エイジ達は、王城の前の建物の屋根から様子を伺う。門に見張りが四人、正面広場に二百人を超えるほどの衛兵が待ち構えていた。
「無傷? ……なんだよ、障壁が張られてたのか。なんでエレンは報告しない……」
いつからか、帝城敷地内を覆うように魔術防壁が張られていた。上空からの生半可な攻撃では揺るがなかったのであろう。
「まあいい。なら内側から壊すまでだが……結構いるね。正面突破か潜入か」
「私はどちらでも構いませんが、潜入を勧めます」
「……入ってから一悶着あるから今のうちに倒しておきたい。といっても正面から突っ込むのは手間が掛かる。奇襲かけようにも見張りが……」
「では、私にお任せください」
そういうとシルヴァは背負っていた洋弓を手に取る。大きさは彼女の背丈よりやや小さい程度で、洋弓にしては大きめ。彼女の弓は一般制式装備とは一線を画す特別性らしい。リムと弦だけの簡素なつくりではなく、アーチェリーのコンパウンドボウのように、滑車にスタビライザーやサイトとスコープなどのパーツがついている。だが少し気になる点も。
「あれ? 弦は?」
「………」
弓を番えるための弦がない。加えて、シルヴァは矢筒さえ携帯していないのだ。
その指摘に、シルヴァはちょっとがっかりしたような顔をしたのち弓を持ち直すと、上端と下端から魔力の線が出て、繋がり、弦ができる。そして矢も形成された。弦と矢の色は、深い紫。
「おお、すごいな! 魔力で形成されるのか」
感心されたら気を良くしたのか、雰囲気が柔らかくなった。弓を持った瞬間から放っている殺気は微塵も揺らがないが。

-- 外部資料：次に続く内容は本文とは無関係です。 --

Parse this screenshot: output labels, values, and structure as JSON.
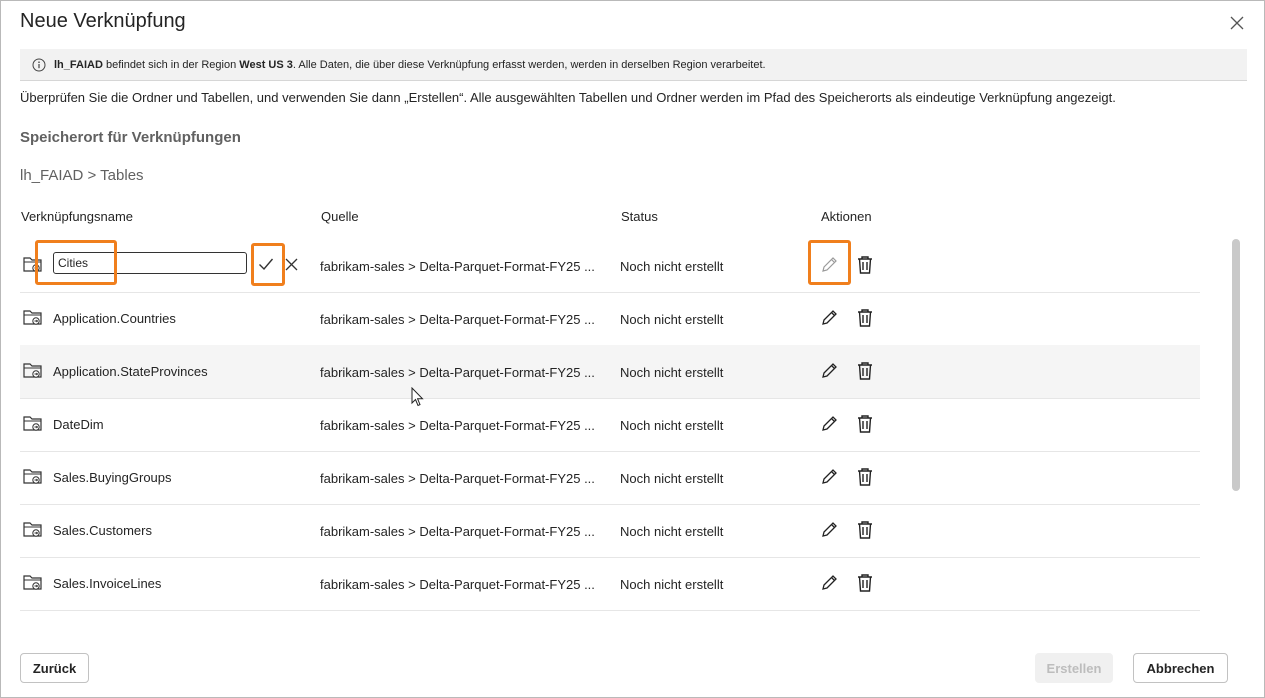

「じゃあ、見張りを倒してくれ。なるべく殺さないように頼むよ」
一瞬怪訝そうな顔をしたが、
「はい、承りました。では、矢の貫通力より着弾時の衝撃を重視するよう特性を変更しますので、少々お待ちを」
すぐ表情を消し、敵に向き直り、左手で弓を引く。リリーサーは使わず、グローブすらなしで指で引いている。
「すごいね、すぐ要望に対応してくれるとは……え、それ金属製だよな? まさか、魔導金属製⁉︎」
「はい。おっしゃる通りです」
引いた瞬間、しなったのだ。金属でできたはずのリムが。しなることができ、矢を射出するために必要な復元力……弾性力も備えている。つまり形状記憶合金。これほど特殊な性質を備えている金属であらば、魔導金属しかないだろう。
シルヴァの弓は、形状が特殊だとは言ったが、この世界の文明はおろか、地球ですら存在したことのないようなものだ。ハンドルの周りは幅広だが、リムは狭くなっていく。そして黒光りする上下リムのそれぞれ外側に、白銀に輝くパーツがあるという二重構造。外側のパーツは見るからに鋭く、白兵用であることが窺える。見た目はさながら両刃刀。黒い部分のみがリムとしてしなり、外側刃の部分は変形しないようになっている。弓全体には、ベリアル第二形態のものと似た色の、明るい紫のラインが走っており、見た目もまた芸術品のように美麗であった。また、左利きのシルヴァでも扱える、両利き対応の弓である。
「まるで、キミ専用の弓だな」
「ええ、手に馴染みます。ですが、手にしたのは最近。試射したことはあれど、実戦で用いるのは初めてです。少し、緊張しておりますが」
普段極めて冷静な彼女が緊張しているなどとこぼすとは珍しい、と意外そうなエイジだ。だがシルヴァは狙撃体勢に入っている。もう口は挟まない。
「狙いが定まりました。では、撃ちます」
次の瞬間、シルヴァの手がブレた。
「え……」
かと思うと、見張りは地に倒れ伏した。エイジの動体視力をもってしても手の動きを見切ることができず、何が起こったか理解するのに数秒かかった。
「始末完了しました。次はどうなされますか?」
__この秘書、ヤベェ……カッコよ。オレいるか、コレ?__
「……あっ、ああ、狙撃可能距離と、中距離連射速度はどのくらい?」
「精密狙撃ならば、あの待機している隊の最後尾がギリギリ、ですか。それ以上はややブレます」
その距離実に300m強。突撃銃の有効射程よりも長い。それホントに弓の射程かと疑いたくなるほどだ。
「連射速度は、最高で一秒に四発でしょうか」
弓のくせに、連射速度はハンドガン並み。むしろ上回るほど。
「……トンデモねぇわ」
「恐悦至極です。ですが…結界は健在です。見張りは倒しましたが、いかがいたしましょうか?」
正面入り口からしばらく進んだところ、強固な障壁は未だ健在。通るには破壊するか、透過できる特殊な物が必要になろう。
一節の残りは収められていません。